İçinde mi dışında mı ? Bir şeylerin sürüklediği kesin. Aferin butonlarını bozduğumda hayal kırıklıkları da bitecek.Koluna konan sineğin avuçlarını ovuşturması gibi. Aç gözlülük. Yukarı çıkartmamak senin elinde.
Kitabı açabilirsin. İzlemeye devam et. Ya da bir dur. Böyle her şeyin en anlamsız geldiği gün dur. Ne kaybedersin ? O halini bozma." Neyse ya " deyip örseleme bunu. Onlar seni mutlu etmiyor çünkü. Mutçu olmak zorunda mısın ? Çok yoruluyorsun. Fazla koşuyorsun. Ama niye hep aynı yerdesin ? Çemberin içindeki fare gibi. Dur artık.

Çok güzel tınılar var değil mi ? Sen ne buluyorsun bunda? Bazı insanlar,izlediğin filmi tekrar izlemek gibi sürpriz yok. Aslında bakarsan hormonların dışında başka şeyler de var. Olması gereken her şey. Dizayn edilmiş gibi. Peki ben nerede durmalıyım ? Düşüncelerden kaçıyorsun. İşine gelmiyor da olabilir. Biliyorsun ki kulağımdan uyuşturucu alıyorum. Aklıma sığmıyor. Çürük bir kavun kadar beynim varken nasıl olanları anlayabiliyorum ? Belki bu iyi. Herkes bu kadar çokken peki nasıl bu kadar aynılar ? Buna ne demeli ? Düşünmen gereken daha mühim şeyler var. Kafanı kaldır bak. Parlıyorlar. Çember gibi. Yuvarlak olan. Düşün artık.
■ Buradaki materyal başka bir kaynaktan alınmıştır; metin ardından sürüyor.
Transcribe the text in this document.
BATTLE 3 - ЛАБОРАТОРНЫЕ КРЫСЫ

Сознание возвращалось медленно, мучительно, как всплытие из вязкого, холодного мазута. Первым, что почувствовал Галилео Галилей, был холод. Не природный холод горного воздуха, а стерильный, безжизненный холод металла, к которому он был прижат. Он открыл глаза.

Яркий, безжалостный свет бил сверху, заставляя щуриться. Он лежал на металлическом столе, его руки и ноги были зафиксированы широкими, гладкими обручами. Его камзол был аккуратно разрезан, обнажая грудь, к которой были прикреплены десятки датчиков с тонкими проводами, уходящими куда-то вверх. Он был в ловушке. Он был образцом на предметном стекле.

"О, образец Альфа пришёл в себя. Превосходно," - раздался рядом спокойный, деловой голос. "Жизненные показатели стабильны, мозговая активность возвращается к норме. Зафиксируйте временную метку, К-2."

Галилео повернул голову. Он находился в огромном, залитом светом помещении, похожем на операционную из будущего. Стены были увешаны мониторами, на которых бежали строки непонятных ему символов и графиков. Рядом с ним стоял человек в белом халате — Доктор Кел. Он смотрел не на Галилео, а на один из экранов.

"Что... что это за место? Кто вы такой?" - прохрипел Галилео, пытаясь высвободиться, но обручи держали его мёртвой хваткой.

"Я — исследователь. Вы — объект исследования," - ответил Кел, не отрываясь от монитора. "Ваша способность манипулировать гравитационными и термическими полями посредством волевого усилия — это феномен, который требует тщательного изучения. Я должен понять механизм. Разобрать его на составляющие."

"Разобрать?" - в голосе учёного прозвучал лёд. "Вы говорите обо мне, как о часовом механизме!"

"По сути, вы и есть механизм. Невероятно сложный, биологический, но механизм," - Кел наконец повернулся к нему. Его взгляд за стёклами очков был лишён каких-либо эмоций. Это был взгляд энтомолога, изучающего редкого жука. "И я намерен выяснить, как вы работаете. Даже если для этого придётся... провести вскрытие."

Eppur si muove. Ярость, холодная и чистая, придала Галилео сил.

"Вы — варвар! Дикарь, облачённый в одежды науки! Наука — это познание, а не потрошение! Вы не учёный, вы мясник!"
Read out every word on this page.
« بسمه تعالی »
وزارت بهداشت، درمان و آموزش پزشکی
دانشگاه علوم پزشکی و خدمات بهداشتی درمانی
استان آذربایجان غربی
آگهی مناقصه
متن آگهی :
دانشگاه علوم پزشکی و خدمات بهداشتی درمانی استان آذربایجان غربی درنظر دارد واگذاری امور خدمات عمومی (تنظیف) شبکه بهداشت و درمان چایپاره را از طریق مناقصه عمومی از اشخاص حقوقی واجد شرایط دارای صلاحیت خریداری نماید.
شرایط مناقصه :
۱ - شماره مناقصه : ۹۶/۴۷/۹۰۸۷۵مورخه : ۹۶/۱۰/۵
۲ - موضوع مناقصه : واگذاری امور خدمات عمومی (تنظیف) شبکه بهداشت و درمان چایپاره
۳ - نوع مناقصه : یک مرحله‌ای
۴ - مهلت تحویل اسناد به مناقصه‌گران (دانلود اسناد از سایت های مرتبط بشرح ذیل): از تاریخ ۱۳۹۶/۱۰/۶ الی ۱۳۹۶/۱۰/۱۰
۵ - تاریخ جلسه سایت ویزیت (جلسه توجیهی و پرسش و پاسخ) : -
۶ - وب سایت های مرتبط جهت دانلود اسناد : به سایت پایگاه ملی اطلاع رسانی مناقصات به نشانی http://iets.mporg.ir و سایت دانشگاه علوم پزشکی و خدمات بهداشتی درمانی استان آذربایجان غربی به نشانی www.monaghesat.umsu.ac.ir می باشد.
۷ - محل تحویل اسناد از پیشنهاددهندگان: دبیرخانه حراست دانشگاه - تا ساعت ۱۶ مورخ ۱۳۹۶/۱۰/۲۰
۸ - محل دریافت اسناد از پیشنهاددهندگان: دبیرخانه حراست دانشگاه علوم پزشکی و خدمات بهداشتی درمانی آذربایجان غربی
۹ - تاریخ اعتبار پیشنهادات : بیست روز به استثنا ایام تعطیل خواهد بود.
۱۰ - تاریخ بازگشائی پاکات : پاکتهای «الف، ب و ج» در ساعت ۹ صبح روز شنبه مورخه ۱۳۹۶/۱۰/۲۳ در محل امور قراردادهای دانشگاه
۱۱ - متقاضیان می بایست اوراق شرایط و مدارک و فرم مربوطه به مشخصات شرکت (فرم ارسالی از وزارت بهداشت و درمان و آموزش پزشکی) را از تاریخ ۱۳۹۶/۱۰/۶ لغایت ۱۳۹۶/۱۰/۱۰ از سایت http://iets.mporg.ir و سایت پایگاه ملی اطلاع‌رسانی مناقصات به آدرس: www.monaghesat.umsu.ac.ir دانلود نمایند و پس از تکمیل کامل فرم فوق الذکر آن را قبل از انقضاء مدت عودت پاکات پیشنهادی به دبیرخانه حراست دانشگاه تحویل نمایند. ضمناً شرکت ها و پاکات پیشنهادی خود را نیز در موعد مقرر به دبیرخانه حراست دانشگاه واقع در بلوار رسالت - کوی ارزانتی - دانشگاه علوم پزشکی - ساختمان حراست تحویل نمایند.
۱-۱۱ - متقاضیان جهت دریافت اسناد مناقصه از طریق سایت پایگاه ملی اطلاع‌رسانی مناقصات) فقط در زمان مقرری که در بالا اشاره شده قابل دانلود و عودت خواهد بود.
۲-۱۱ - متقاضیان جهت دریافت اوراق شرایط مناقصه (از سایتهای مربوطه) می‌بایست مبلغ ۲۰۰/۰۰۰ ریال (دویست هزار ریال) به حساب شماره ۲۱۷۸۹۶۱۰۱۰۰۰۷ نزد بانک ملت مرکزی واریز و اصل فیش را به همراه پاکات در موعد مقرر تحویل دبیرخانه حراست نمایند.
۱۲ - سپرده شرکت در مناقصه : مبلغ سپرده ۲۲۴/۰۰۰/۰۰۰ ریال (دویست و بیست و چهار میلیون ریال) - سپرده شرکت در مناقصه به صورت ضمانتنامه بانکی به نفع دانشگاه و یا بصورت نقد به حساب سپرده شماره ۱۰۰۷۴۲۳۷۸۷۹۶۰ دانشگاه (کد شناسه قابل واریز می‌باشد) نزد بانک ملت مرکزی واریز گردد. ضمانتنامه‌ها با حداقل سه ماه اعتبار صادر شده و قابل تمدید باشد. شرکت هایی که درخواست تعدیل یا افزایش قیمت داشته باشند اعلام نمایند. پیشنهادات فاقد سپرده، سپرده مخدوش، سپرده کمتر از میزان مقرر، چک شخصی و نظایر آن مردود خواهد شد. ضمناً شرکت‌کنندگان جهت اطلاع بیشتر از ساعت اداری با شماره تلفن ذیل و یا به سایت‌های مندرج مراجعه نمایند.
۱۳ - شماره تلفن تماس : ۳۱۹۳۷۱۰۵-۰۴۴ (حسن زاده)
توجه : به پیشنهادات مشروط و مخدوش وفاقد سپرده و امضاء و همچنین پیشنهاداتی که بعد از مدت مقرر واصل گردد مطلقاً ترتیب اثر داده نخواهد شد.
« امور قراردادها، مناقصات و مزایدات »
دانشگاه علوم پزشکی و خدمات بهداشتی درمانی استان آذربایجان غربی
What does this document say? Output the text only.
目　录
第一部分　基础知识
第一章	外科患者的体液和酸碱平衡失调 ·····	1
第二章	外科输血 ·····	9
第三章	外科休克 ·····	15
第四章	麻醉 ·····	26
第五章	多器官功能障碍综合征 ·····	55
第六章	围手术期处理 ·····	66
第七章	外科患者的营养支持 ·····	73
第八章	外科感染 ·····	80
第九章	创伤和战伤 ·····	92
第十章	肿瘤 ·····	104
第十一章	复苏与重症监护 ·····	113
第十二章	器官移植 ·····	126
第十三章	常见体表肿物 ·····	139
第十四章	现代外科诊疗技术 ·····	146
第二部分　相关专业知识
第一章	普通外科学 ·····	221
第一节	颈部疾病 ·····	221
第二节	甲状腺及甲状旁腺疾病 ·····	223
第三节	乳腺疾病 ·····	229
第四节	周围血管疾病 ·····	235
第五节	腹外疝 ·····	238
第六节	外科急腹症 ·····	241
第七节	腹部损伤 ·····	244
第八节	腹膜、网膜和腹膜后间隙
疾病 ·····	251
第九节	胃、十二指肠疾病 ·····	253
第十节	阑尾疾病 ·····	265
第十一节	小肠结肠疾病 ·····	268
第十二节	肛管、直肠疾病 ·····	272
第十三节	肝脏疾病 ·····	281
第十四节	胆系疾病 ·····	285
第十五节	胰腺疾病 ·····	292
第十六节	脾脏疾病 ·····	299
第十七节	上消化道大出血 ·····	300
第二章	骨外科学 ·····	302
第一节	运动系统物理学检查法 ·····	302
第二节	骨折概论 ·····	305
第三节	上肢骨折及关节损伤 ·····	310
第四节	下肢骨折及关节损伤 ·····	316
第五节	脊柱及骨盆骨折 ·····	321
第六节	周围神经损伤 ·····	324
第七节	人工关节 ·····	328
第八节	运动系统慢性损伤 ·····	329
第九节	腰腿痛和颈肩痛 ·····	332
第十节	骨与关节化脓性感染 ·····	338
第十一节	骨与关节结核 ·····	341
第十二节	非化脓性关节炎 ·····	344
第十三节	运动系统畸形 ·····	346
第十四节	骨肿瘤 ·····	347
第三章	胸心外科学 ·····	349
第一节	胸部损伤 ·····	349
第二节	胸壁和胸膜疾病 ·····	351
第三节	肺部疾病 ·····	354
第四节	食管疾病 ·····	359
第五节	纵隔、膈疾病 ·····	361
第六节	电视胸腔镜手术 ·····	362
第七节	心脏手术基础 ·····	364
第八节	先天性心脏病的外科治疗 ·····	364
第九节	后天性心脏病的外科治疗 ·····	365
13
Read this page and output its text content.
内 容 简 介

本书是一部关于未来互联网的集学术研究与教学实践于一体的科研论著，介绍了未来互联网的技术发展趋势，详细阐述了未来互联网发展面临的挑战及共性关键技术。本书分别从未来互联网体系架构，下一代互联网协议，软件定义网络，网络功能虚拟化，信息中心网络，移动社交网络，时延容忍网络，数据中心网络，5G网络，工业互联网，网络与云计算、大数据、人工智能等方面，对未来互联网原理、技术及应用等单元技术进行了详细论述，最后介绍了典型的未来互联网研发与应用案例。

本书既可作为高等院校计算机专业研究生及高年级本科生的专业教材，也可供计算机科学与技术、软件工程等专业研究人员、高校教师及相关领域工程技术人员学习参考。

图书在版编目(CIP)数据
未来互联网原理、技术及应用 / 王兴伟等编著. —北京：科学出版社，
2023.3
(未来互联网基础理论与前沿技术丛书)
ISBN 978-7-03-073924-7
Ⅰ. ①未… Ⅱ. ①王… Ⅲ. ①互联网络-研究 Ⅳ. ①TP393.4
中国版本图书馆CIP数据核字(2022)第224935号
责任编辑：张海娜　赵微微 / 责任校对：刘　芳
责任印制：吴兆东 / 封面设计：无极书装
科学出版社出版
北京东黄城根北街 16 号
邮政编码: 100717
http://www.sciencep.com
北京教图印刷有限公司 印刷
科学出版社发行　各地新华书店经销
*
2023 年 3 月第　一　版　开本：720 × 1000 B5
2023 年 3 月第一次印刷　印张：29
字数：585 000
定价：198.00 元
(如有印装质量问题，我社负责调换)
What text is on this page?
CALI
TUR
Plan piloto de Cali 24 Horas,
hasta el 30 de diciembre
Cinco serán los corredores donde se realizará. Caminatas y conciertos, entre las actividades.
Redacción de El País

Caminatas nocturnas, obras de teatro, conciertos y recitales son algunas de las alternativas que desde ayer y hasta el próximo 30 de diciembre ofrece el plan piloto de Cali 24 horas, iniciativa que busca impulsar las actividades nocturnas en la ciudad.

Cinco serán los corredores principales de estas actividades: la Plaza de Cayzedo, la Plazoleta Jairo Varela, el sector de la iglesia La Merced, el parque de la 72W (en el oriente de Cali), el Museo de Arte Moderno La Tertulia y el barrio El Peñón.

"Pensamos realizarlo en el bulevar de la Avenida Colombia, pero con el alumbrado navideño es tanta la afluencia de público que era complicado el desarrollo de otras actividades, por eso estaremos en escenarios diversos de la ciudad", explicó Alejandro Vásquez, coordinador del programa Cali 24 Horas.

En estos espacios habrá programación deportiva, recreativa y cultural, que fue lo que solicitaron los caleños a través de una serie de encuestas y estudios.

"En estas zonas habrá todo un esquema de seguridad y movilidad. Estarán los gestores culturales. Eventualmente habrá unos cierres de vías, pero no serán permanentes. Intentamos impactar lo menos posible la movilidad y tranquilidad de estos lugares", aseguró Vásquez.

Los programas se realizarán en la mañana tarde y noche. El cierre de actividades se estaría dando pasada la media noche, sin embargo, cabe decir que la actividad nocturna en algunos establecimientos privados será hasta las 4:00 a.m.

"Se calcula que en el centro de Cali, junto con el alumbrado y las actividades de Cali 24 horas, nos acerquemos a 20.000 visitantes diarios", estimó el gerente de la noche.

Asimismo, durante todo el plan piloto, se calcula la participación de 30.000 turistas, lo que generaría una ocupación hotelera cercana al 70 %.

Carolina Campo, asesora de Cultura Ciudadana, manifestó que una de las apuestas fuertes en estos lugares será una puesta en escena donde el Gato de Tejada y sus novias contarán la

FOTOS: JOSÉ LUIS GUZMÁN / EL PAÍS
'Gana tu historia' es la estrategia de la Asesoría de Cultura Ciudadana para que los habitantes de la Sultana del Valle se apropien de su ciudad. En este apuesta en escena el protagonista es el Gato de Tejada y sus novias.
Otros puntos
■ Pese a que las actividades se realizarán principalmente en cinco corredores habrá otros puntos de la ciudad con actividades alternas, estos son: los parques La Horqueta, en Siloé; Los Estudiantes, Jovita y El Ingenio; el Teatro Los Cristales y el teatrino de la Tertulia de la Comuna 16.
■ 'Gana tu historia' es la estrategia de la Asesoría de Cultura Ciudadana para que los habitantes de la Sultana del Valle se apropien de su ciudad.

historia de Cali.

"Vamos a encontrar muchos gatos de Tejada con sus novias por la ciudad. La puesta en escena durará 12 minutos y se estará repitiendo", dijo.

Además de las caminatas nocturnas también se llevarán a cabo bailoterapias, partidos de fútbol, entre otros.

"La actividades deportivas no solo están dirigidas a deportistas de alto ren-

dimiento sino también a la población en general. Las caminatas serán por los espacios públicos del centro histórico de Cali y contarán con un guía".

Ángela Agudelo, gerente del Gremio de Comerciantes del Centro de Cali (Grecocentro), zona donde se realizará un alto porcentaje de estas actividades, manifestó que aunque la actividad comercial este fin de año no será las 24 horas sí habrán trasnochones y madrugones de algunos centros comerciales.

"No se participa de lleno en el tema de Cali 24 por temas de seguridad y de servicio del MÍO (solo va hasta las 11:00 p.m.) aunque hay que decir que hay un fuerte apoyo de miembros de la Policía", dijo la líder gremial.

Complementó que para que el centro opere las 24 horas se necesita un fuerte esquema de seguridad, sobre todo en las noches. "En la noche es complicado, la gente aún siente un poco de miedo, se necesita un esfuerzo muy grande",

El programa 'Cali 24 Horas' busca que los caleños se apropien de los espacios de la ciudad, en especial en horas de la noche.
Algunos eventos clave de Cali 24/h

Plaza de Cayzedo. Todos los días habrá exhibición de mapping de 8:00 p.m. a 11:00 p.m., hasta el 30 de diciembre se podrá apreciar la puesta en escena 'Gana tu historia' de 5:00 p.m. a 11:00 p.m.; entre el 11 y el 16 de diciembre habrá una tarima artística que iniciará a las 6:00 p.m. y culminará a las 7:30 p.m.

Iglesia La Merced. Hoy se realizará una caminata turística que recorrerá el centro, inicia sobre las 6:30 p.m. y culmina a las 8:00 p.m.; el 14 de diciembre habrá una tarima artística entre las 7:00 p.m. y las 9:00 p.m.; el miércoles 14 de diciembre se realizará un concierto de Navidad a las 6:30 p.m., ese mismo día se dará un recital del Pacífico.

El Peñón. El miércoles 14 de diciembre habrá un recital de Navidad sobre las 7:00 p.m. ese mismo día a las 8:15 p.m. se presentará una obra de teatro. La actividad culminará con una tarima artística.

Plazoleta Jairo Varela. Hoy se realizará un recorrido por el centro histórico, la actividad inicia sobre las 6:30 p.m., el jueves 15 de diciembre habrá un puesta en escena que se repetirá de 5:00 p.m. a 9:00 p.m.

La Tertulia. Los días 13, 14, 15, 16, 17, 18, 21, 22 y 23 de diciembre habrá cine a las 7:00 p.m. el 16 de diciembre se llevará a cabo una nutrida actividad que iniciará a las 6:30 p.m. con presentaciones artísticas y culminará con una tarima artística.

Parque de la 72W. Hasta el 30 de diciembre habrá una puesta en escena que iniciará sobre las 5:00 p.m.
Bir de oda parfümleri var. Sistematik bir şekilde aynı kokuyu atıyorlar. Bazen çıldıracak gibi oluyorum demiştim. O bazenler artıyor bazen. Bu bir paradoks adayı. Rüyalarını merak ediyorsun onu anladık ben girdiğim rüyaları da merak ediyorum. Bu daha başka kabul edelim. Eğlence nedir sorusunun cevabı bittiğin zaman. Hangimiz daha parlayacak ? Hangimiz daha çok göz kamaştıracak ? Yastığın ipliklerini sökerken ve ağzındaki yemeği emerken ki gibi bir şey yok. Hadi bırak artık şunları. Bir kere olsun. Sor kendine. Bir bak, kendini oku.Yaklaş artık.